My mother and my two young brothers returned to Herat to live with my family members. In my case, my father made the difficult decision that I could travel with my uncle, Sulaiman. Sulaiman, a successful entrepreneur, recognized the increasingly challenging circumstances for girls’ education in Afghanistan. With schools closing, educational opportunities diminishing, and the uncertain future that awaited girls in the country, leaving became a compelling option.

Sulaiman, a man of considerable means, became my second guardian, providing me with an opportunity for a different life. As the war unfolded and the socio-political landscape in Afghanistan continued to deteriorate, the decision to leave, especially for a baby girl like me, carried a weight of necessity and hope for a better future. It was a difficult departure, leaving behind not just a home but a country engulfed in turmoil and uncertainty.

Sulaiman’s life’s course is intertwined with my father’s, growing up in the same home after my grandma adopted him when he lost his family. When Sulaiman turned eighteen, he made a life-changing decision to apply for a Russian scholarship, subsequently boarding a plane to Russia to study there. This choice allowed him to meet and interact with highly successful businesspeople, ultimately paving the way for an impressive career path at a remarkably young age.

As Sulaiman ventured into the world, he not only built an extensive network but also established colossal businesses, laying the foundation for numerous offices worldwide. His entrepreneurial spirit and global reach reflected a commitment to success and a testament to the opportunities that arose from his earlier decisions. This phase of Sulaiman’s life set the stage for the incredible experiences and ventures that lay ahead, shaping not only his destiny but also the course of my own journey with him. Taking me under his wing meant that I would accompany Sulaiman on his travels to various places across the globe. His wife, Elena, a 22-year-old woman unable to conceive, shared in Sulaiman’s desire to provide me with a better future. Their decision to temporally adopt me was not only rooted in their inability to have biological children, but also in the deep bond shared between Sulaiman and my father, who loved each other more than brothers.

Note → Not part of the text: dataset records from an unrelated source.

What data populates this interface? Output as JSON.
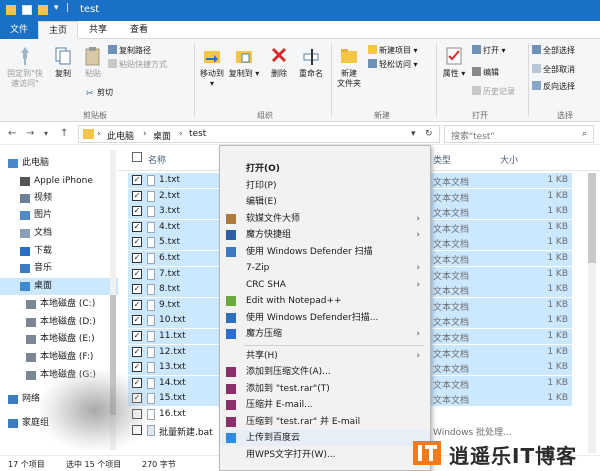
{
  "window": {
    "title": "test"
  },
  "ribbon_tabs": [
    "文件",
    "主页",
    "共享",
    "查看"
  ],
  "ribbon": {
    "clipboard": {
      "pin": "固定到\"快\n速访问\"",
      "copy": "复制",
      "paste": "粘贴",
      "copy_path": "复制路径",
      "paste_shortcut": "粘贴快捷方式",
      "cut": "剪切",
      "group": "剪贴板"
    },
    "organize": {
      "move_to": "移动到",
      "copy_to": "复制到",
      "delete": "删除",
      "rename": "重命名",
      "group": "组织"
    },
    "new": {
      "new_folder": "新建\n文件夹",
      "new_item": "新建项目",
      "easy_access": "轻松访问",
      "group": "新建"
    },
    "open": {
      "properties": "属性",
      "open": "打开",
      "edit": "编辑",
      "history": "历史记录",
      "group": "打开"
    },
    "select": {
      "select_all": "全部选择",
      "select_none": "全部取消",
      "invert": "反向选择",
      "group": "选择"
    }
  },
  "address": {
    "crumbs": [
      "此电脑",
      "桌面",
      "test"
    ],
    "search_placeholder": "搜索\"test\""
  },
  "nav": [
    {
      "label": "此电脑",
      "icon": "computer-icon"
    },
    {
      "label": "Apple iPhone",
      "icon": "phone-icon"
    },
    {
      "label": "视频",
      "icon": "video-folder-icon"
    },
    {
      "label": "图片",
      "icon": "picture-folder-icon"
    },
    {
      "label": "文档",
      "icon": "document-folder-icon"
    },
    {
      "label": "下载",
      "icon": "download-icon"
    },
    {
      "label": "音乐",
      "icon": "music-icon"
    },
    {
      "label": "桌面",
      "icon": "desktop-icon",
      "selected": true
    },
    {
      "label": "本地磁盘 (C:)",
      "icon": "drive-icon"
    },
    {
      "label": "本地磁盘 (D:)",
      "icon": "drive-icon"
    },
    {
      "label": "本地磁盘 (E:)",
      "icon": "drive-icon"
    },
    {
      "label": "本地磁盘 (F:)",
      "icon": "drive-icon"
    },
    {
      "label": "本地磁盘 (G:)",
      "icon": "drive-icon"
    },
    {
      "label": "网络",
      "icon": "network-icon"
    },
    {
      "label": "家庭组",
      "icon": "homegroup-icon"
    }
  ],
  "columns": {
    "name": "名称",
    "type": "类型",
    "size": "大小"
  },
  "files": [
    {
      "name": "1.txt",
      "type": "文本文档",
      "size": "1 KB",
      "selected": true
    },
    {
      "name": "2.txt",
      "type": "文本文档",
      "size": "1 KB",
      "selected": true
    },
    {
      "name": "3.txt",
      "type": "文本文档",
      "size": "1 KB",
      "selected": true
    },
    {
      "name": "4.txt",
      "type": "文本文档",
      "size": "1 KB",
      "selected": true
    },
    {
      "name": "5.txt",
      "type": "文本文档",
      "size": "1 KB",
      "selected": true
    },
    {
      "name": "6.txt",
      "type": "文本文档",
      "size": "1 KB",
      "selected": true
    },
    {
      "name": "7.txt",
      "type": "文本文档",
      "size": "1 KB",
      "selected": true
    },
    {
      "name": "8.txt",
      "type": "文本文档",
      "size": "1 KB",
      "selected": true
    },
    {
      "name": "9.txt",
      "type": "文本文档",
      "size": "1 KB",
      "selected": true
    },
    {
      "name": "10.txt",
      "type": "文本文档",
      "size": "1 KB",
      "selected": true
    },
    {
      "name": "11.txt",
      "type": "文本文档",
      "size": "1 KB",
      "selected": true
    },
    {
      "name": "12.txt",
      "type": "文本文档",
      "size": "1 KB",
      "selected": true
    },
    {
      "name": "13.txt",
      "type": "文本文档",
      "size": "1 KB",
      "selected": true
    },
    {
      "name": "14.txt",
      "type": "文本文档",
      "size": "1 KB",
      "selected": true
    },
    {
      "name": "15.txt",
      "type": "文本文档",
      "size": "1 KB",
      "selected": true
    },
    {
      "name": "16.txt",
      "type": "",
      "size": "",
      "selected": false
    },
    {
      "name": "批量新建.bat",
      "type": "Windows 批处理...",
      "size": "",
      "selected": false
    }
  ],
  "menu": [
    {
      "label": "打开(O)",
      "bold": true
    },
    {
      "label": "打印(P)"
    },
    {
      "label": "编辑(E)"
    },
    {
      "label": "软媒文件大师",
      "icon": "ruanmei-icon",
      "arrow": true
    },
    {
      "label": "魔方快捷组",
      "icon": "mofang-grid-icon",
      "arrow": true
    },
    {
      "label": "使用 Windows Defender 扫描",
      "icon": "defender-icon"
    },
    {
      "label": "7-Zip",
      "arrow": true
    },
    {
      "label": "CRC SHA",
      "arrow": true
    },
    {
      "label": "Edit with Notepad++",
      "icon": "notepad-plus-icon"
    },
    {
      "label": "使用 Windows Defender扫描...",
      "icon": "defender-shield-icon"
    },
    {
      "label": "魔方压缩",
      "icon": "mofang-compress-icon",
      "arrow": true
    },
    {
      "sep": true
    },
    {
      "label": "共享(H)",
      "arrow": true
    },
    {
      "label": "添加到压缩文件(A)...",
      "icon": "winrar-icon"
    },
    {
      "label": "添加到 \"test.rar\"(T)",
      "icon": "winrar-icon"
    },
    {
      "label": "压缩并 E-mail...",
      "icon": "winrar-icon"
    },
    {
      "label": "压缩到 \"test.rar\" 并 E-mail",
      "icon": "winrar-icon"
    },
    {
      "label": "上传到百度云",
      "icon": "baidu-cloud-icon",
      "highlight": true
    },
    {
      "label": "用WPS文字打开(W)..."
    }
  ],
  "status": {
    "items": "17 个项目",
    "selected": "选中 15 个项目",
    "bytes": "270 字节"
  },
  "watermark": {
    "text": "逍遥乐IT博客"
  }
}
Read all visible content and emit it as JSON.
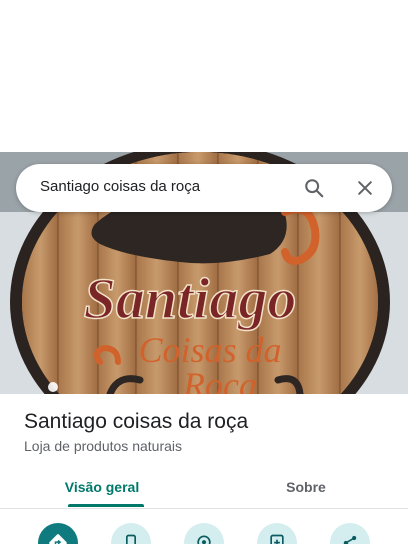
{
  "search": {
    "query": "Santiago coisas da roça",
    "search_icon": "search-icon",
    "close_icon": "close-icon"
  },
  "hero": {
    "sign_line1": "Santiago",
    "sign_line2": "Coisas da",
    "sign_line3": "Roça",
    "colors": {
      "wood": "#b5855a",
      "ink": "#7a2626",
      "orange": "#d2622b",
      "frame": "#2a2320"
    }
  },
  "place": {
    "title": "Santiago coisas da roça",
    "category": "Loja de produtos naturais"
  },
  "tabs": [
    {
      "label": "Visão geral",
      "selected": true
    },
    {
      "label": "Sobre",
      "selected": false
    }
  ],
  "actions": [
    {
      "icon": "directions-icon"
    },
    {
      "icon": "phone-icon"
    },
    {
      "icon": "save-location-icon"
    },
    {
      "icon": "add-contact-icon"
    },
    {
      "icon": "share-icon"
    }
  ],
  "colors": {
    "accent": "#00796b",
    "primary_action": "#0f7b7e",
    "secondary_action": "#d4eef0"
  }
}
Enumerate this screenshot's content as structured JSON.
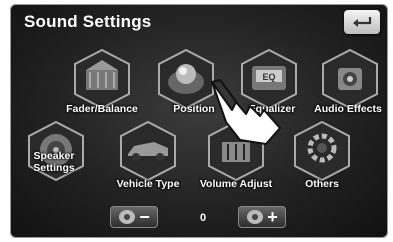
{
  "header": {
    "title": "Sound Settings"
  },
  "menu": [
    {
      "id": "fader-balance",
      "label": "Fader/Balance",
      "icon": "fader-balance-icon"
    },
    {
      "id": "position",
      "label": "Position",
      "icon": "position-icon"
    },
    {
      "id": "equalizer",
      "label": "Equalizer",
      "icon": "equalizer-icon"
    },
    {
      "id": "audio-effects",
      "label": "Audio Effects",
      "icon": "audio-effects-icon"
    },
    {
      "id": "speaker-settings",
      "label_line1": "Speaker",
      "label_line2": "Settings",
      "icon": "speaker-settings-icon"
    },
    {
      "id": "vehicle-type",
      "label": "Vehicle Type",
      "icon": "vehicle-type-icon"
    },
    {
      "id": "volume-adjust",
      "label": "Volume Adjust",
      "icon": "volume-adjust-icon"
    },
    {
      "id": "others",
      "label": "Others",
      "icon": "gear-icon"
    }
  ],
  "volume": {
    "value": "0",
    "minus_label": "−",
    "plus_label": "+"
  },
  "colors": {
    "background": "#222222",
    "text": "#ffffff",
    "button": "#dddddd"
  }
}
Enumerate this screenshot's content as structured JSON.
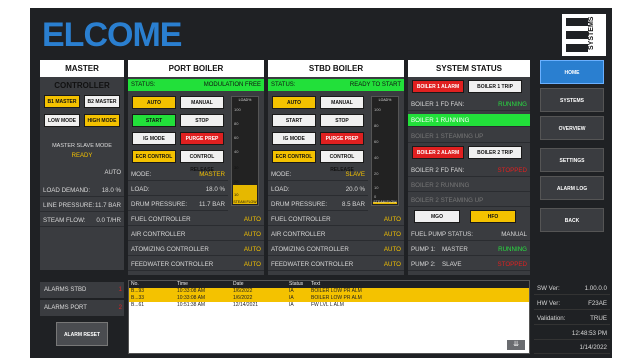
{
  "brand": {
    "logo_text": "ELCOME",
    "side_logo_text": "SYSTEMS"
  },
  "master": {
    "title": "MASTER CONTROLLER",
    "b1": "B1 MASTER",
    "b2": "B2 MASTER",
    "low": "LOW MODE",
    "high": "HIGH MODE",
    "slave_mode_label": "MASTER SLAVE MODE",
    "slave_mode_value": "READY",
    "auto": "AUTO",
    "load_label": "LOAD DEMAND:",
    "load_value": "18.0 %",
    "pressure_label": "LINE PRESSURE:",
    "pressure_value": "11.7 BAR",
    "steam_label": "STEAM FLOW:",
    "steam_value": "0.0 T/HR"
  },
  "port": {
    "title": "PORT BOILER",
    "status_label": "STATUS:",
    "status_value": "MODULATION FREE",
    "auto": "AUTO",
    "manual": "MANUAL",
    "start": "START",
    "stop": "STOP",
    "ig": "IG MODE",
    "purge": "PURGE PREP",
    "ecr": "ECR CONTROL",
    "release": "CONTROL RELEASE",
    "mode_label": "MODE:",
    "mode_value": "MASTER",
    "load_label": "LOAD:",
    "load_value": "18.0 %",
    "drum_label": "DRUM PRESSURE:",
    "drum_value": "11.7 BAR",
    "gauge_top": "LOAD%",
    "gauge_bottom": "STEAM FLOW",
    "gauge_ticks": [
      "100",
      "80",
      "60",
      "40",
      "30",
      "20",
      "10"
    ],
    "gauge_level": 0.18
  },
  "stbd": {
    "title": "STBD BOILER",
    "status_label": "STATUS:",
    "status_value": "READY TO START",
    "auto": "AUTO",
    "manual": "MANUAL",
    "start": "START",
    "stop": "STOP",
    "ig": "IG MODE",
    "purge": "PURGE PREP",
    "ecr": "ECR CONTROL",
    "release": "CONTROL RELEASE",
    "mode_label": "MODE:",
    "mode_value": "SLAVE",
    "load_label": "LOAD:",
    "load_value": "20.0 %",
    "drum_label": "DRUM PRESSURE:",
    "drum_value": "8.5 BAR",
    "gauge_top": "LOAD%",
    "gauge_bottom": "STEAM FLOW",
    "gauge_ticks": [
      "100",
      "80",
      "60",
      "40",
      "20",
      "10",
      "0"
    ],
    "gauge_level": 0.02
  },
  "controllers": [
    {
      "label": "FUEL CONTROLLER",
      "value": "AUTO"
    },
    {
      "label": "AIR CONTROLLER",
      "value": "AUTO"
    },
    {
      "label": "ATOMIZING CONTROLLER",
      "value": "AUTO"
    },
    {
      "label": "FEEDWATER CONTROLLER",
      "value": "AUTO"
    }
  ],
  "system": {
    "title": "SYSTEM STATUS",
    "b1_alarm": "BOILER 1 ALARM",
    "b1_trip": "BOILER 1 TRIP",
    "b1_fd_label": "BOILER 1 FD FAN:",
    "b1_fd_value": "RUNNING",
    "b1_running": "BOILER 1 RUNNING",
    "b1_steam": "BOILER 1 STEAMING UP",
    "b2_alarm": "BOILER 2 ALARM",
    "b2_trip": "BOILER 2 TRIP",
    "b2_fd_label": "BOILER 2 FD FAN:",
    "b2_fd_value": "STOPPED",
    "b2_running": "BOILER 2 RUNNING",
    "b2_steam": "BOILER 2 STEAMING UP",
    "mgo": "MGO",
    "hfo": "HFO",
    "fuel_pump_label": "FUEL PUMP STATUS:",
    "fuel_pump_value": "MANUAL",
    "pump1_label": "PUMP 1:",
    "pump1_role": "MASTER",
    "pump1_value": "RUNNING",
    "pump2_label": "PUMP 2:",
    "pump2_role": "SLAVE",
    "pump2_value": "STOPPED"
  },
  "nav": {
    "home": "HOME",
    "systems": "SYSTEMS",
    "overview": "OVERVIEW",
    "settings": "SETTINGS",
    "alarm_log": "ALARM LOG",
    "back": "BACK"
  },
  "alarms": {
    "stbd_label": "ALARMS STBD",
    "stbd_count": "1",
    "port_label": "ALARMS PORT",
    "port_count": "2",
    "reset": "ALARM RESET",
    "headers": [
      "No.",
      "Time",
      "Date",
      "Status",
      "Text"
    ],
    "rows": [
      [
        "B...93",
        "10:33:08 AM",
        "1/6/2022",
        "IA",
        "BOILER LOW PR ALM"
      ],
      [
        "B...33",
        "10:33:08 AM",
        "1/6/2022",
        "IA",
        "BOILER LOW PR ALM"
      ],
      [
        "B...61",
        "10:51:38 AM",
        "12/14/2021",
        "IA",
        "FW LVL L ALM"
      ]
    ]
  },
  "versions": {
    "sw_label": "SW Ver:",
    "sw_value": "1.00.0.0",
    "hw_label": "HW Ver:",
    "hw_value": "F23AE",
    "val_label": "Validation:",
    "val_value": "TRUE",
    "time": "12:48:53 PM",
    "date": "1/14/2022"
  },
  "colors": {
    "accent": "#f4c200",
    "running": "#28e040",
    "stopped": "#e02020",
    "panel": "#3a3c40"
  }
}
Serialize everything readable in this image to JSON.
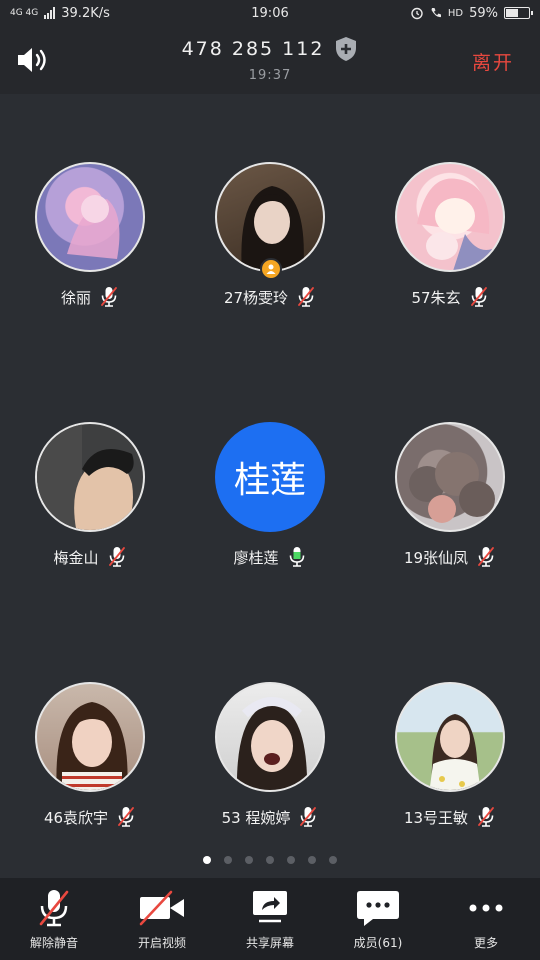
{
  "status_bar": {
    "network": "4G 4G",
    "speed": "39.2K/s",
    "time": "19:06",
    "hd": "HD",
    "battery_text": "59%",
    "battery_level": 0.59
  },
  "header": {
    "meeting_id": "478 285 112",
    "meeting_time": "19:37",
    "leave_label": "离开"
  },
  "participants": [
    {
      "name": "徐丽",
      "muted": true,
      "avatar": "anime-pink-hair-avatar"
    },
    {
      "name": "27杨雯玲",
      "muted": true,
      "avatar": "girl-short-hair-avatar",
      "host": true
    },
    {
      "name": "57朱玄",
      "muted": true,
      "avatar": "anime-bunny-girl-avatar"
    },
    {
      "name": "梅金山",
      "muted": true,
      "avatar": "man-profile-avatar"
    },
    {
      "name": "廖桂莲",
      "muted": false,
      "avatar_text": "桂莲"
    },
    {
      "name": "19张仙凤",
      "muted": true,
      "avatar": "flower-bush-avatar"
    },
    {
      "name": "46袁欣宇",
      "muted": true,
      "avatar": "girl-bangs-avatar"
    },
    {
      "name": "53 程婉婷",
      "muted": true,
      "avatar": "girl-laughing-avatar"
    },
    {
      "name": "13号王敏",
      "muted": true,
      "avatar": "girl-outdoor-avatar"
    }
  ],
  "pagination": {
    "pages": 7,
    "current": 1
  },
  "toolbar": {
    "unmute_label": "解除静音",
    "video_label": "开启视频",
    "share_label": "共享屏幕",
    "members_label": "成员(61)",
    "more_label": "更多"
  }
}
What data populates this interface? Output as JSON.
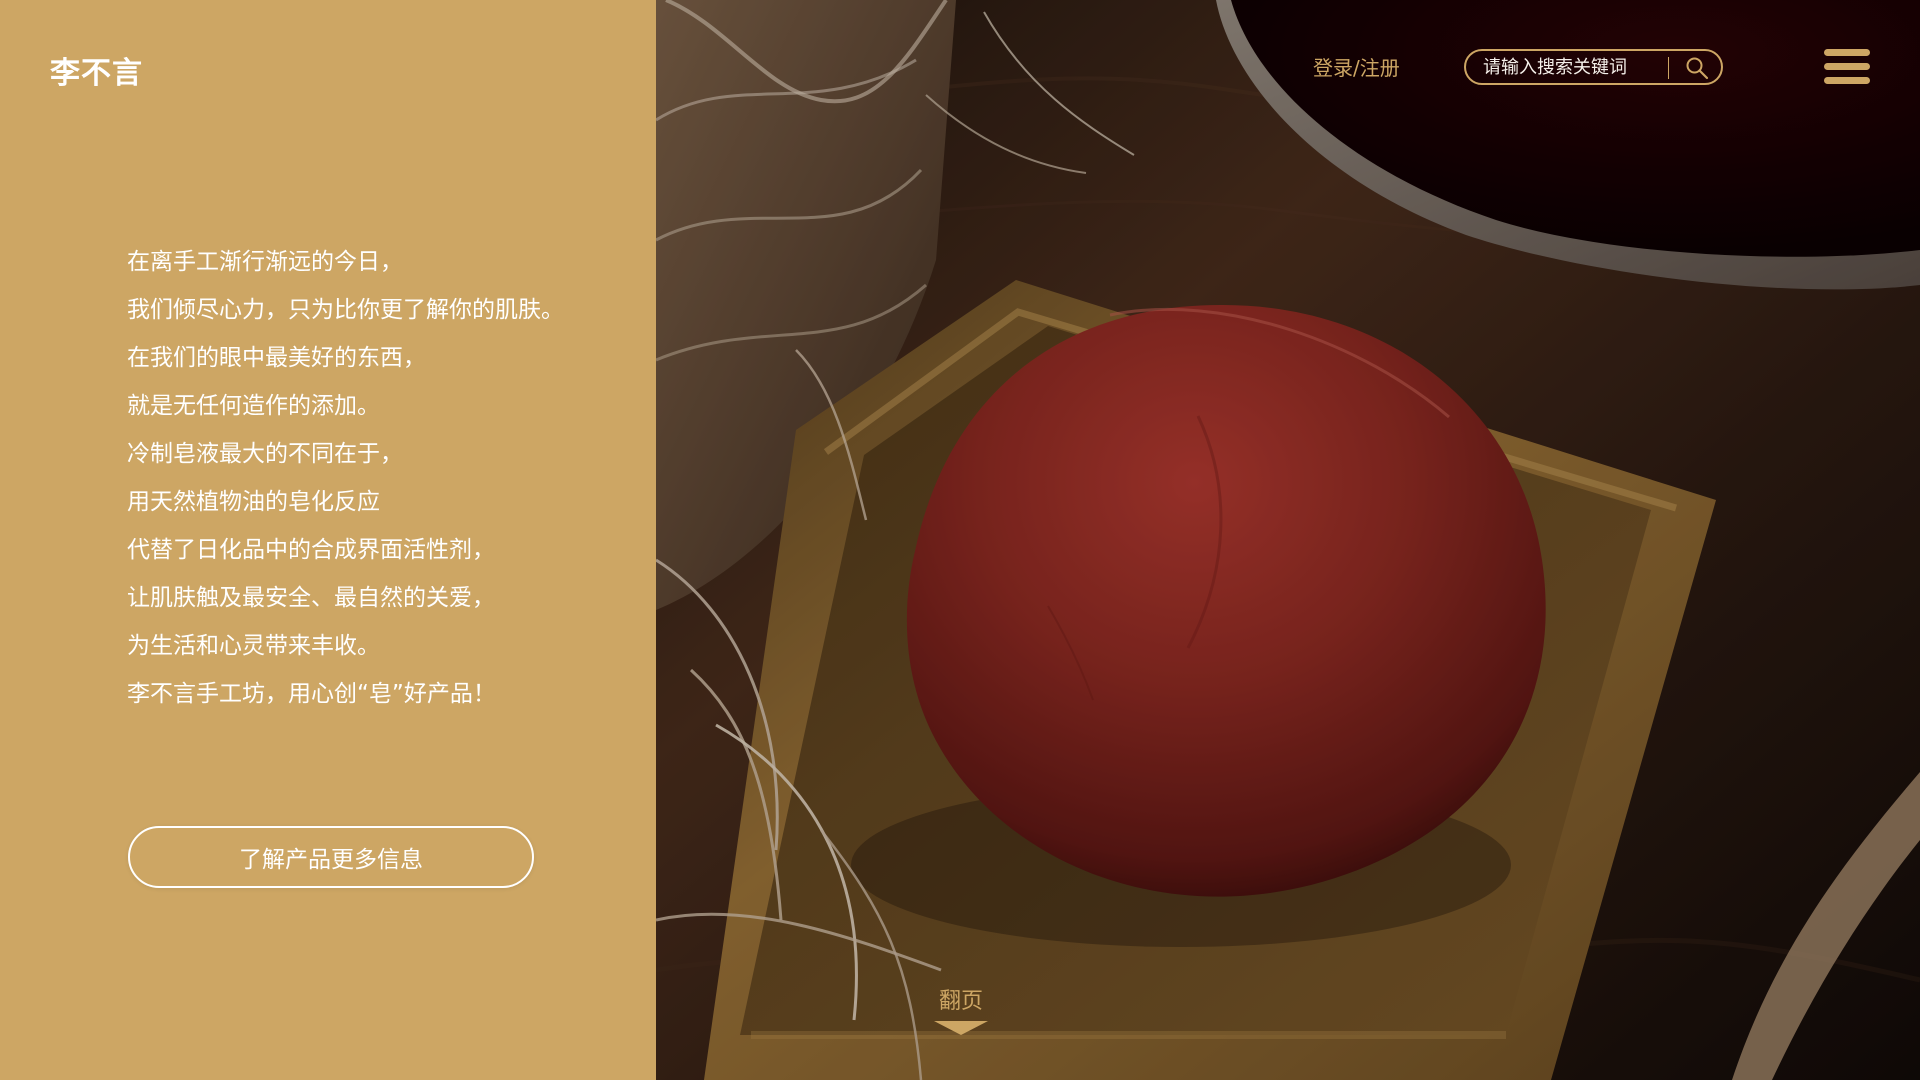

This life-changing decision marked the beginning of a new chapter in my life, filled with experiences and opportunities that surpassed borders. The global landscape became my classroom, and Sulaiman and Elena, in their roles as guardians, became the architects of a future that promised stability and prosperity. The journey ahead was uncertain, but the love and support I received from my adoptive family became the foundation upon which I would build my life”.